UK Open Banking: post-Brexit regulatory boost

The Financial Conduct Authority (FCA) has proposed some significant and welcome regulatory changes to boost Open Banking's growth and adoption in the UK. The proposals will help remove well-known hurdles to better customer experiences and lower barriers to innovation and competition. The changes will help consolidate the UK's position as a leader in Open Banking and prepare the ground for its expansion to Open Finance. Nevertheless, some changes will involve significant effort and investment for some account providers and will take time to implement. 

Just a month after the end of the Brexit transition period and the FCA has already used its newfound autonomy to propose amendments to the Open Banking regulatory framework to boost its adoption. 

The amendments concern the Payment Services Directive (PSD2) Strong Customer Authentication (SCA) and secure communications regulatory technical standards – now known in the UK as SCA-RTS. [1] [2] 

These rules govern the secure exchange of information between payments account providers and third-party providers (TPPs), as well as how and under what circumstances a customer’s identity needs to be authenticated. The FCA proposes two key changes that both industry and customers have been clamoring for, with good reason. 

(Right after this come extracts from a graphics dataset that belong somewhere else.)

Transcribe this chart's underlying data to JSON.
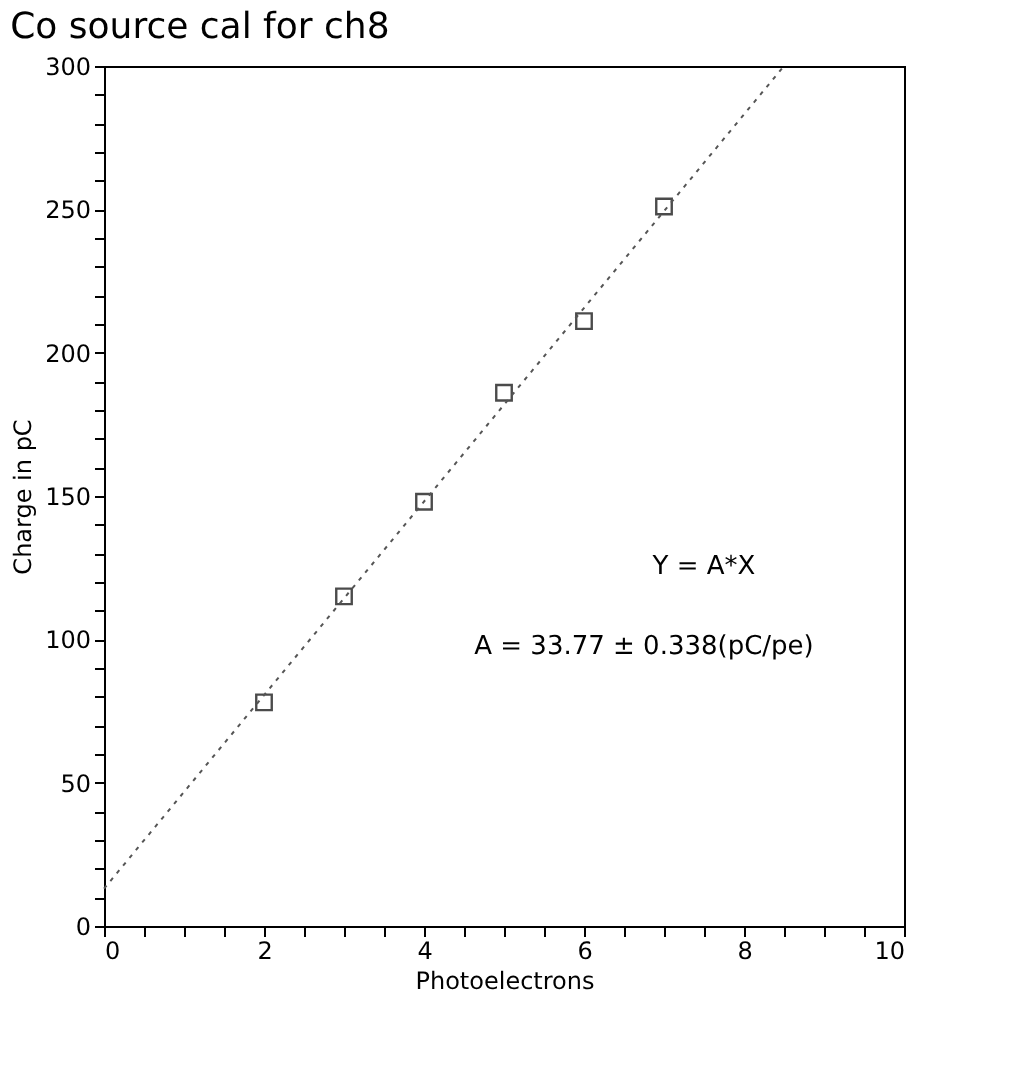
{
  "chart_data": {
    "type": "scatter",
    "title": "Co source cal for ch8",
    "xlabel": "Photoelectrons",
    "ylabel": "Charge in pC",
    "annotations": [
      "Y = A*X",
      "A = 33.77 ± 0.338(pC/pe)"
    ],
    "series": [
      {
        "color": "#000000",
        "marker": "square",
        "x": [
          2,
          3,
          4,
          5,
          6,
          7
        ],
        "values": [
          78,
          115,
          148,
          186,
          211,
          251
        ]
      },
      {
        "type": "line",
        "color": "#555555",
        "marker": "none",
        "line_style": "dotted",
        "x": [
          0,
          8.5
        ],
        "values": [
          13,
          300
        ]
      }
    ],
    "xlim": [
      0,
      10
    ],
    "ylim": [
      0,
      300
    ],
    "xticks": [
      0,
      {
        "value": 0.5,
        "label": null
      },
      {
        "value": 1,
        "label": null
      },
      {
        "value": 1.5,
        "label": null
      },
      2,
      {
        "value": 2.5,
        "label": null
      },
      {
        "value": 3,
        "label": null
      },
      {
        "value": 3.5,
        "label": null
      },
      4,
      {
        "value": 4.5,
        "label": null
      },
      {
        "value": 5,
        "label": null
      },
      {
        "value": 5.5,
        "label": null
      },
      6,
      {
        "value": 6.5,
        "label": null
      },
      {
        "value": 7,
        "label": null
      },
      {
        "value": 7.5,
        "label": null
      },
      8,
      {
        "value": 8.5,
        "label": null
      },
      {
        "value": 9,
        "label": null
      },
      {
        "value": 9.5,
        "label": null
      },
      10
    ],
    "yticks": [
      0,
      {
        "value": 10,
        "label": null
      },
      {
        "value": 20,
        "label": null
      },
      {
        "value": 30,
        "label": null
      },
      {
        "value": 40,
        "label": null
      },
      50,
      {
        "value": 60,
        "label": null
      },
      {
        "value": 70,
        "label": null
      },
      {
        "value": 80,
        "label": null
      },
      {
        "value": 90,
        "label": null
      },
      100,
      {
        "value": 110,
        "label": null
      },
      {
        "value": 120,
        "label": null
      },
      {
        "value": 130,
        "label": null
      },
      {
        "value": 140,
        "label": null
      },
      150,
      {
        "value": 160,
        "label": null
      },
      {
        "value": 170,
        "label": null
      },
      {
        "value": 180,
        "label": null
      },
      {
        "value": 190,
        "label": null
      },
      200,
      {
        "value": 210,
        "label": null
      },
      {
        "value": 220,
        "label": null
      },
      {
        "value": 230,
        "label": null
      },
      {
        "value": 240,
        "label": null
      },
      250,
      {
        "value": 260,
        "label": null
      },
      {
        "value": 270,
        "label": null
      },
      {
        "value": 280,
        "label": null
      },
      {
        "value": 290,
        "label": null
      },
      300
    ],
    "grid": false
  }
}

First, a new exemption so that banks and credit card companies will no longer have to require that customers using account information services (e.g. a money management app) undergo SCA every 90 days. SCA will only be necessary when customers first connect their account to a TPP service. Instead, the onus will be on TPPs to reconfirm every three months the customer’s explicit consent to grant them access to their payments account information. This is a very positive step. Re-authentication requirements have been cumbersome and an impediment to seamless customer journeys. SCA glitches and related service interruptions erode customer confidence in TPPs and have been slowing down the adoption and launch of new account information services.

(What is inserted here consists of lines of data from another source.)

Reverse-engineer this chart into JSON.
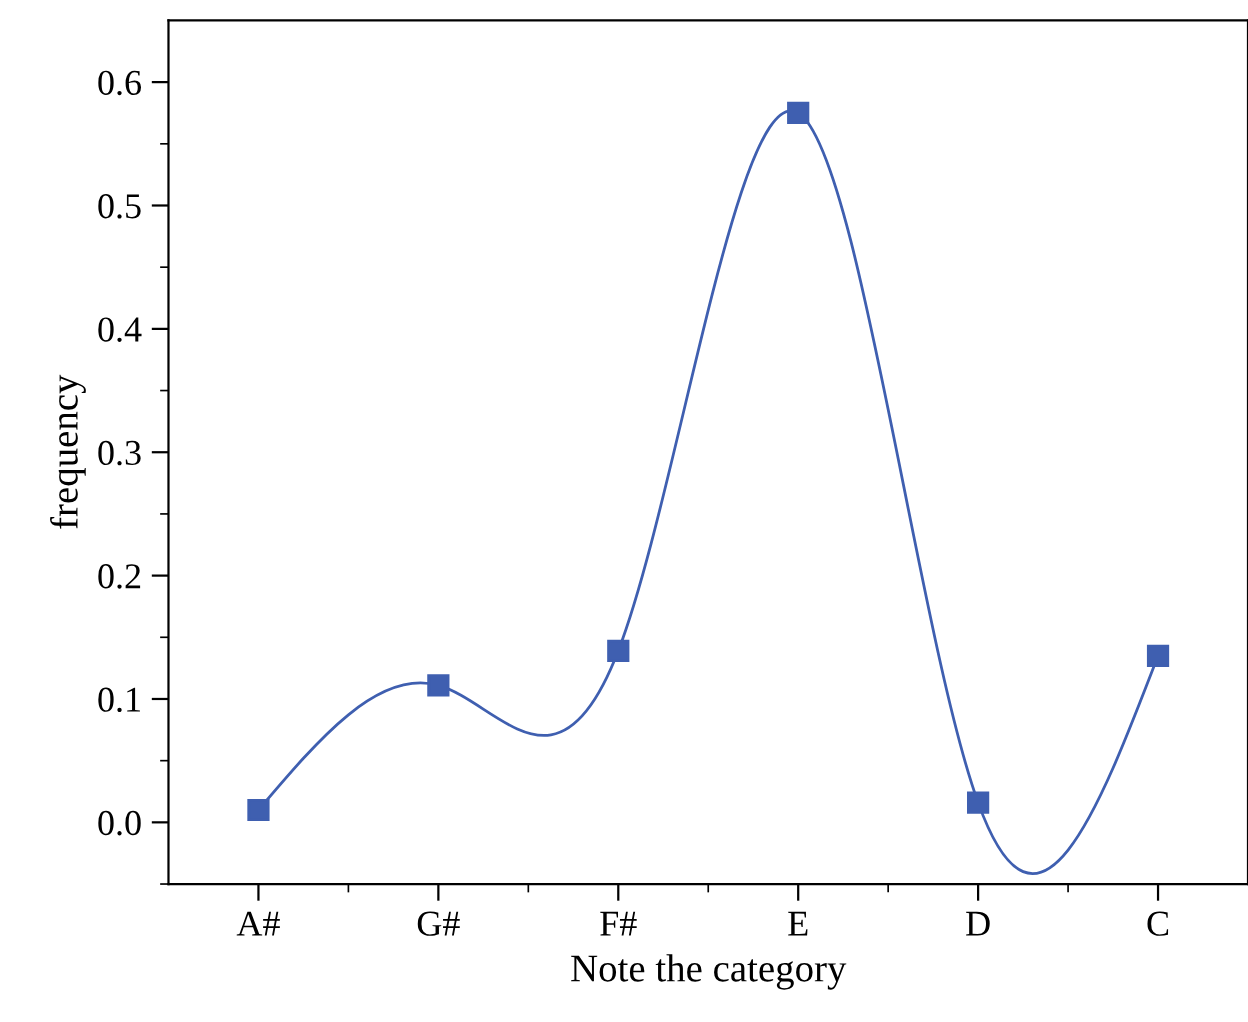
{
  "chart_data": {
    "type": "line",
    "xlabel": "Note the category",
    "ylabel": "frequency",
    "categories": [
      "A#",
      "G#",
      "F#",
      "E",
      "D",
      "C"
    ],
    "series": [
      {
        "color": "#3f5fb0",
        "values": [
          0.01,
          0.111,
          0.139,
          0.575,
          0.016,
          0.135
        ]
      }
    ],
    "ylim": [
      -0.05,
      0.65
    ],
    "yticks": [
      {
        "value": 0,
        "label": "0.0"
      },
      0.1,
      0.2,
      0.3,
      0.4,
      0.5,
      0.6
    ],
    "marker": "square",
    "line_style": "solid",
    "grid": false,
    "legend": false
  }
}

The second key change concerns the interfaces offered by account providers through which TPPs can access payments accounts information securely. The FCA is proposing to make dedicated interfaces mandatory for most payment accounts.[3] 

Currently, account providers can either offer a dedicated interface – typically using Application Programming Interfaces (APIs) - or a modified customer interface (MCI) - usually based on the customer’s existing online banking platforms. However, MCIs are not standardised and are notoriously difficult and costly for TPPs to access. Because SCA is usually required each time a TPP needs to connect, they also provide a very poor customer experience. MCIs are also much less secure than APIs. They provide unrestricted access to all data available via the online banking platform and rely on TPPs to use only the payment information they are allowed to obtain under PSD2.

While mandating the use of dedicated interfaces is sensible, the FCA acknowledges this will involve significant costs and effort for some account providers. To give firms enough time to prepare, the FCA proposes an 18 months implementation phase, starting from the publication of final changes to the SCA-RTS later this year.

The FCA is also consulting on other changes. These relate to requirements for publishing technical specifications for dedicated interfaces, the availability of testing facilities, and fallback mechanisms used by account providers. It is also proposing to increase the limit for contactless card payments further, in recognition of changing consumer behaviour during the pandemic and the continuing low level of fraud. The FCA proposes to increase the limit for single transactions from £45 to £100 (or potentially £120), while the threshold for cumulative transactions would increase to £200 from the current £130. 

We believe industry and consumers will welcome the FCA’s proposals overall. If adopted, they should help achieve a better balance between consumer protection, user experience, and reliability of TPPs' services. This in turn will support further innovation and competition. It will also help secure the UK’s position as a leader in Open Banking, as the FCA sets out its expansion into Open Finance over the next few years.

***

Footnotes:

[1] PSD2 was transposed into UK law by the Payment Services Regulations 2017. 

[2] The EU Regulatory Technical Standards for strong customer authentication and common and secure open standards of communication (EU‑RTS). The UK amended the PSRs in response to the UK’s withdrawal from the EU to require firms to comply with technical standards made by the FCA (SCA‑RTS) instead of the EU‑RTS. The SCA‑RTS is currently substantially the same as the EU RTS.

[3] This requirement will apply to personal and SME ‘current accounts’ – payment accounts under the Payment Account Regulations– and credit card accounts held by consumers or SMEs.